I hear people every day saying: ‘nothing works properly in this country, there is no state and we are lamentable.’ I would say that we are joke. In reality we do not have a normal state but an imitation of a state. And we should at some point ask ourselves whether we are more of a pseudo-state than that in the north. I have little doubt that we are and I do not think we should be ashamed to admit it.

To an extent, President Nicos Anastasiades has admitted this. In his effort to persuade us of the need to establish positions of deputy ministers so that he can distribute them among his cronies, he said a few days ago that the ministries were full of kingdoms, duchies, princes and dukes.

What he refuses to admit is that his actions contribute to cementing this situation instead of fighting it. Two more illustrations of this behaviour were provided recently.

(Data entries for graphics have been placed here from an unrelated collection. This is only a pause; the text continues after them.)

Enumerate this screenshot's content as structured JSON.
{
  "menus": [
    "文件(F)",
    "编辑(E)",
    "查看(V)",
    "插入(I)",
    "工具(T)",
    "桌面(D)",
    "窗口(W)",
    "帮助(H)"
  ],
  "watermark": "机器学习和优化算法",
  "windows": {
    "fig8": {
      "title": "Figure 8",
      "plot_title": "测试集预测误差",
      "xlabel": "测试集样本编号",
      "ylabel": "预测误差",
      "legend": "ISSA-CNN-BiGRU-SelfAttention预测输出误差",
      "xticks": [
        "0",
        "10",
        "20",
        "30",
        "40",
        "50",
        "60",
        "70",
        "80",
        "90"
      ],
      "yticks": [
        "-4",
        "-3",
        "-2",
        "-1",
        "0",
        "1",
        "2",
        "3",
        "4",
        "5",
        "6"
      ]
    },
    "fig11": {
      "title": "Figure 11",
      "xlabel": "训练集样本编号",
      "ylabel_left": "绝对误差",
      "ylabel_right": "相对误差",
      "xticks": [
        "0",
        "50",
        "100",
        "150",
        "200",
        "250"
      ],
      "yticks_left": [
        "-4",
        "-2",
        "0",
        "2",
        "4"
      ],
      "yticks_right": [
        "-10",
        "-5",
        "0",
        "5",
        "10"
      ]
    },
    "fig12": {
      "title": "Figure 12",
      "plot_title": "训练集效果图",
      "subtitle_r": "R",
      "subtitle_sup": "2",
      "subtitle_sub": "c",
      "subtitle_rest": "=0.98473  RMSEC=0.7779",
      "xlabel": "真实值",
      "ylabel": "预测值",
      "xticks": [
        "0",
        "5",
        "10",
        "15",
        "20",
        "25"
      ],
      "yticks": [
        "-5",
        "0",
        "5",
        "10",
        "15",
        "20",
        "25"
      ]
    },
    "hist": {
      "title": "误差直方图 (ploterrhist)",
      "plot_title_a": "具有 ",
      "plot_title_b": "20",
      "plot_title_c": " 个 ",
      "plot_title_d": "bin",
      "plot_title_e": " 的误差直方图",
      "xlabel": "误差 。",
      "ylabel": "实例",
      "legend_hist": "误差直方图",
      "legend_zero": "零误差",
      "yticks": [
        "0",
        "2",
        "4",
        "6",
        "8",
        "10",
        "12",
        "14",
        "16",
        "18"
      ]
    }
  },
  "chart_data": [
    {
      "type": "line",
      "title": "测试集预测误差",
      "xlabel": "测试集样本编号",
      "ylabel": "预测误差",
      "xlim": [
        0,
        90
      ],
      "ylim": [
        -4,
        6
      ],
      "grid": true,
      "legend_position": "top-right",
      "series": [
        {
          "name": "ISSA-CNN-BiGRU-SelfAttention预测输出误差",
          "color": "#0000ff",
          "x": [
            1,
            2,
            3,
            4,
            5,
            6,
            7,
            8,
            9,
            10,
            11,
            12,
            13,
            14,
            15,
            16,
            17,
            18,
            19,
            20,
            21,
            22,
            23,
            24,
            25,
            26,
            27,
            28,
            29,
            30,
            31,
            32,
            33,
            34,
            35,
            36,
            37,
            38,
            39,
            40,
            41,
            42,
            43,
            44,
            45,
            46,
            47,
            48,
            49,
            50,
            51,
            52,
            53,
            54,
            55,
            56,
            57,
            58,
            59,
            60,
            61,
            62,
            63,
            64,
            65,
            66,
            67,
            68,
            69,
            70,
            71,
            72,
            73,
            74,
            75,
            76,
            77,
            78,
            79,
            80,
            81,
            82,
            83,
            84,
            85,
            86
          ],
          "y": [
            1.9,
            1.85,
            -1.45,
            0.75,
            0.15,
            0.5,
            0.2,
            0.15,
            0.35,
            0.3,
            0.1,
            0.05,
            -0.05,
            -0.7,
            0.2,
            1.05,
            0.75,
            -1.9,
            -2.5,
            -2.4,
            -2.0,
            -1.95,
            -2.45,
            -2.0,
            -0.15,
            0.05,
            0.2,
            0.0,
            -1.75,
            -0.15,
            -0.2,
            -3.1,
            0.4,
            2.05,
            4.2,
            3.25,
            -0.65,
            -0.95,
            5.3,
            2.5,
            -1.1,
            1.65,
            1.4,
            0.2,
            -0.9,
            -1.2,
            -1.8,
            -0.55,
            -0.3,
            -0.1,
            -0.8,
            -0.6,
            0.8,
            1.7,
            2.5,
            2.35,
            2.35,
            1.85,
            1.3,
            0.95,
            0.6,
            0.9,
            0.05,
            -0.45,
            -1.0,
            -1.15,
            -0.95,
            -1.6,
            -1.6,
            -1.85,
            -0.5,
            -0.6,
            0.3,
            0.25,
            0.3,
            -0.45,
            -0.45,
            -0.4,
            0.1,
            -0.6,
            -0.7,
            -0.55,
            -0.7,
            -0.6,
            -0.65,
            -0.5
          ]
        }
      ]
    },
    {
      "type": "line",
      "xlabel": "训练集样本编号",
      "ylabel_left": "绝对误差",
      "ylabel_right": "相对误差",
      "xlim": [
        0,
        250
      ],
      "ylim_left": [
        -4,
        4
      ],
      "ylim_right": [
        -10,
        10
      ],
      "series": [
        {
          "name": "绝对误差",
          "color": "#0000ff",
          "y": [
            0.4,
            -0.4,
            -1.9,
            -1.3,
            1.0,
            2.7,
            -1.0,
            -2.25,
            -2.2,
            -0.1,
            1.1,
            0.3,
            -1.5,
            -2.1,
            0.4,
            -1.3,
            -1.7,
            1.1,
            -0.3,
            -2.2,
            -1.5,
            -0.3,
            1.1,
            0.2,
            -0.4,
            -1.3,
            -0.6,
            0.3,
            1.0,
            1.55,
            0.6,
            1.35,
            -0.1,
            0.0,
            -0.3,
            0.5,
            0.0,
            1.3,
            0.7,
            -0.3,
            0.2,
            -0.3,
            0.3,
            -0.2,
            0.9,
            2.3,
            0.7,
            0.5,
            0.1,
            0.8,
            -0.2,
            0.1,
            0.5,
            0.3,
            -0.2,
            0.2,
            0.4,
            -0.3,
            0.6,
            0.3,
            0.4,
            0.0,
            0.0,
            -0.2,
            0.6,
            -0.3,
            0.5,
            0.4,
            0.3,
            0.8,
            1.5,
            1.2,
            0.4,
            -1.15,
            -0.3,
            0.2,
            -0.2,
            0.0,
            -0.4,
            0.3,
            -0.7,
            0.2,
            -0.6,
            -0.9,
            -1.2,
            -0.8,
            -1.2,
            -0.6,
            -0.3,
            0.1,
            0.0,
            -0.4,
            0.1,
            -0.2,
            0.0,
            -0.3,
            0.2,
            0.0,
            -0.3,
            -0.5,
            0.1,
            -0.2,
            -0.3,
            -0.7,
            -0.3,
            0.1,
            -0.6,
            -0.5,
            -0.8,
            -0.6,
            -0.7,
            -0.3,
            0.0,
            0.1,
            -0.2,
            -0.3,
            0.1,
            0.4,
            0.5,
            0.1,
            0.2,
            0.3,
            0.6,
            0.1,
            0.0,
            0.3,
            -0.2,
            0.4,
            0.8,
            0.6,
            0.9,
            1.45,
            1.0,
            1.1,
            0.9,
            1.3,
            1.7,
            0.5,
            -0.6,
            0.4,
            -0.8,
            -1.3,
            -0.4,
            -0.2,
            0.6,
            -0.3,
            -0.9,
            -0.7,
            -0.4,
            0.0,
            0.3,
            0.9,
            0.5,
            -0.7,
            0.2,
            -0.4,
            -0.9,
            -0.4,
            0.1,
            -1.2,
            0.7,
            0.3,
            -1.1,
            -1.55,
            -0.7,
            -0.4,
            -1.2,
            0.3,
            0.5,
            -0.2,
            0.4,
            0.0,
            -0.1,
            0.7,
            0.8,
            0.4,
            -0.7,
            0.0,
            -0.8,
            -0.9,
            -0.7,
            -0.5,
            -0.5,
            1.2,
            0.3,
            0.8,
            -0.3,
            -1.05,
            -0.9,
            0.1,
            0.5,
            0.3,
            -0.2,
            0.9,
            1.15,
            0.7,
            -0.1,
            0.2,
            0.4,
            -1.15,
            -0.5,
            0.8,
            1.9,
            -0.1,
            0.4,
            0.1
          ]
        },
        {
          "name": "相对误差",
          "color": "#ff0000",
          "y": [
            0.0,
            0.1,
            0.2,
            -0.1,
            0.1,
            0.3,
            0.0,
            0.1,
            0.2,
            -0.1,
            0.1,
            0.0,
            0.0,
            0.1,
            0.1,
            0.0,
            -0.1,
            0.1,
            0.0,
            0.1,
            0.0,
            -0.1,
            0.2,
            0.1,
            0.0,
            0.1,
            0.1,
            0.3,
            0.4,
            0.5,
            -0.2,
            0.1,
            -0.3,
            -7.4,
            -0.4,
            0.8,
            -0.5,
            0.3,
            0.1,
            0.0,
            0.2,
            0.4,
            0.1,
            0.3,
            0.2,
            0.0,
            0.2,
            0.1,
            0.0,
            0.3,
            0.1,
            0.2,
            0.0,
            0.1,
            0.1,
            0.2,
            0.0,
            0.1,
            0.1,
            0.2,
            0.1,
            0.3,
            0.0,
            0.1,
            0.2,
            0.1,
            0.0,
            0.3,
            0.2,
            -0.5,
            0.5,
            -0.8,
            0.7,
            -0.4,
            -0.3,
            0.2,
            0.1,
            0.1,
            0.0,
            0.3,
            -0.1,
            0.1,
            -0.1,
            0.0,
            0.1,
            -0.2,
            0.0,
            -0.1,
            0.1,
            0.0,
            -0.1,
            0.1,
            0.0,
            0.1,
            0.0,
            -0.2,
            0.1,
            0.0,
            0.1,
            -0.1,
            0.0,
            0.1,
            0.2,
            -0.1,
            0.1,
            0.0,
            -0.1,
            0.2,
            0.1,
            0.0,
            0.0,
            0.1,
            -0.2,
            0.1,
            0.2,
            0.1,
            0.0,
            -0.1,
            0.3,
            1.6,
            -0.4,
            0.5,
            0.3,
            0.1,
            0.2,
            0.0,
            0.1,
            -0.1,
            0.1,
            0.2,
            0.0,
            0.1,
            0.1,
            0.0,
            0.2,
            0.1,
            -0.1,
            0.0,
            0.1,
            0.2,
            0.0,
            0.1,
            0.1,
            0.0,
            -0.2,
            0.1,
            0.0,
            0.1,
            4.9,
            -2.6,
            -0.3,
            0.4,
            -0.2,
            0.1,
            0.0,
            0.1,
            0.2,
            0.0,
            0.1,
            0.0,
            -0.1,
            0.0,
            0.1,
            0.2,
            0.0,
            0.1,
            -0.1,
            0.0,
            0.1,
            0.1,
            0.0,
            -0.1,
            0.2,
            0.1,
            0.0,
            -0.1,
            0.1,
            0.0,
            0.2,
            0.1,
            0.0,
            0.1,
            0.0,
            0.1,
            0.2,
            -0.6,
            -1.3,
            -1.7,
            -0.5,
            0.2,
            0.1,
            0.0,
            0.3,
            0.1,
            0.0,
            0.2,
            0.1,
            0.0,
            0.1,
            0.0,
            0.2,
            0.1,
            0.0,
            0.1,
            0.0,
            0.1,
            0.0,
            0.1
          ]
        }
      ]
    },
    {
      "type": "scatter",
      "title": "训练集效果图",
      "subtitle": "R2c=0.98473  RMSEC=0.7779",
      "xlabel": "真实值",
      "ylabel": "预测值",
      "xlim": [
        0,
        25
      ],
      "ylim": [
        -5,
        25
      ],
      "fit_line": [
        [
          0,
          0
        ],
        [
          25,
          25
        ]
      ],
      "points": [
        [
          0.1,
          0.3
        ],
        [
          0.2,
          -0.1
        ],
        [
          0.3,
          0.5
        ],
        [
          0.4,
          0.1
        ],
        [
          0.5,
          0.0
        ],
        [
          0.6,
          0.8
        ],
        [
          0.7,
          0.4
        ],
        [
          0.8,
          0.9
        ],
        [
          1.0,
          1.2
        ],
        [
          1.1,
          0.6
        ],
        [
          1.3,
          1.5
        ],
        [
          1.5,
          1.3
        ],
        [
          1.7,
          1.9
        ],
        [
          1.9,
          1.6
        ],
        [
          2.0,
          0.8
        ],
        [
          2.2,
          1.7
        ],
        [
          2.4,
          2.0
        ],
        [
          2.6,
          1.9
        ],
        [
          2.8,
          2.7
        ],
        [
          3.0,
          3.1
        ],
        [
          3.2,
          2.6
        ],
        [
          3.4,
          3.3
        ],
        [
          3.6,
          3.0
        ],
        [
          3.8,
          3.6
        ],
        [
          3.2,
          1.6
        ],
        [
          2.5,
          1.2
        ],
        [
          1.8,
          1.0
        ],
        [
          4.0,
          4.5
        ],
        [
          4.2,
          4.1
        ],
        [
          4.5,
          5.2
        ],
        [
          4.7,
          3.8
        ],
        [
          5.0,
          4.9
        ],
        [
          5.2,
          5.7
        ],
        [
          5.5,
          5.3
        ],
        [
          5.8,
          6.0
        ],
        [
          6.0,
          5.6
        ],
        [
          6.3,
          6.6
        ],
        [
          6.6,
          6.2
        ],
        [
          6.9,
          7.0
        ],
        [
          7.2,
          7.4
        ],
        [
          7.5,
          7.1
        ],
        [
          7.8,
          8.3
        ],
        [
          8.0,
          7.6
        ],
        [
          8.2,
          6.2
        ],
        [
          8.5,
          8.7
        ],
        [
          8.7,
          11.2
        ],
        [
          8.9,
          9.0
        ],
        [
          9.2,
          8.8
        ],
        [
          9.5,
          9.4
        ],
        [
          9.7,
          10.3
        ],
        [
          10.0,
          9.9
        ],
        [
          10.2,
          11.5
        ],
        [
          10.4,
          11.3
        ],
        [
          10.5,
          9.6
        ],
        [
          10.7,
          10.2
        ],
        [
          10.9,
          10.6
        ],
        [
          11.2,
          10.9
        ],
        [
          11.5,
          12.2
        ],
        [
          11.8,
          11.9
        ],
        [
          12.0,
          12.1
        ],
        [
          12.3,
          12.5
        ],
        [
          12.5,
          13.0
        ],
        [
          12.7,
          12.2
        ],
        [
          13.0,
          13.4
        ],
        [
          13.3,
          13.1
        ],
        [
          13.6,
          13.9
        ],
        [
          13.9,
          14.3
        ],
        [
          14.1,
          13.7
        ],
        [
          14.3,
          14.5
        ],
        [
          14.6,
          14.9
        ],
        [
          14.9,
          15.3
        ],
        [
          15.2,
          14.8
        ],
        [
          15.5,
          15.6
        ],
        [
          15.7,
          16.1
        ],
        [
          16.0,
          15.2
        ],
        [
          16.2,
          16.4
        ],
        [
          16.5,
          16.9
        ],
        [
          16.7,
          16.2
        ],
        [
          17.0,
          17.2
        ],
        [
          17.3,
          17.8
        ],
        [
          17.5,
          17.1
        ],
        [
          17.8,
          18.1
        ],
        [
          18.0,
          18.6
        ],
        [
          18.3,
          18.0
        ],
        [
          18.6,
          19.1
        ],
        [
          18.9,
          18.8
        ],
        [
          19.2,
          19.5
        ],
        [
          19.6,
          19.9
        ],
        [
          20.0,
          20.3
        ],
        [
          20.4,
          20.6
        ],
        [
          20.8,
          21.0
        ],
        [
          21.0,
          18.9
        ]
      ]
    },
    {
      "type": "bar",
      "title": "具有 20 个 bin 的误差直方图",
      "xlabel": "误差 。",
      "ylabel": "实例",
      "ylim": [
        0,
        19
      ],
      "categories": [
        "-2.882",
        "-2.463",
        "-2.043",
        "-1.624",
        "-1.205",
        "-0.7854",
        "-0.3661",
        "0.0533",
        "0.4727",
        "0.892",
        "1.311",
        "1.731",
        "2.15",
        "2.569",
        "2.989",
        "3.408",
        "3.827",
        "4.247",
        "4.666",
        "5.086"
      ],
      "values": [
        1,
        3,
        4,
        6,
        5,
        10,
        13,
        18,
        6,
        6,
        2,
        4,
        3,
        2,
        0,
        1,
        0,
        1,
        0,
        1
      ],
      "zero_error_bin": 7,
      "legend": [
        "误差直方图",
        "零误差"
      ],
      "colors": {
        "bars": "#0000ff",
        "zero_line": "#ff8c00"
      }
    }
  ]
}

On July 17, it was revealed that the deputy chief of the National Guard, General Andreas Papapavlou, showing an incredible level of irresponsibility, invited two Greek Cypriot security officers from the British bases to investigate whether bugs and secret cameras had been placed in his office, because he suspected that he was under surveillance. Other officers alerted the police who arrested the bases officers in the ground of the National Guard HQ and took them in for questioning.

This was a serious issue, the president was informed and on his orders the two men were released because there was a possibility of a diplomatic incident with the British. Papapavlou tendered his resignation over what happened, but on August 11 it was announced that Anastasiades “had not accepted the resignation”.

The explanation given for this bizarre decision was that the attorney general had come to the conclusion that no criminal offence had been committed and “despite the fact that the action was undoubtedly mistaken, in regard to which very strict recommendations had been made, the President of the Republic, considers that the priority at this time was the preservation of a climate of calm and unity within the ranks the National Guard.”

Now, what kind of calm is likely to prevail now the hero of this comical story has been kept in his place, only Anastasiades can explain. Is it really possible for the deputy head of the army of a state to call in officers working for an army of another state to search for possible bugs placed in his office by his colleagues, and for the president that appointed him, instead of sacking him, leaving him in his position by arguing idiotically that, in this way, unity will be preserved? When the last private of the National Guard is having a laugh about his deputy chief’s antics, what “climate of calm” is the president talking about? And who does he think he is kidding?

Two weeks later, on August 27, the chairman of Cyprus Airways (another appointed mate of the president) Tony Antoniou, who had been investigated in connection with financial irregularities, submitted his resignation on “on grounds of sensitivity”.

Even though the investigation had not found any criminal offence had been committed, in this case, the president accepted the resignation. Presumably he decided that the “climate of unity” at the bankrupt company was not in danger from Antoniou’s resignation.

These are the kind of things that are happening in our ridiculous state. And nobody protests about them or seem in the least bothered. This could be because we have come to consider these bizarre happenings simply part of daily life in our joke of a state.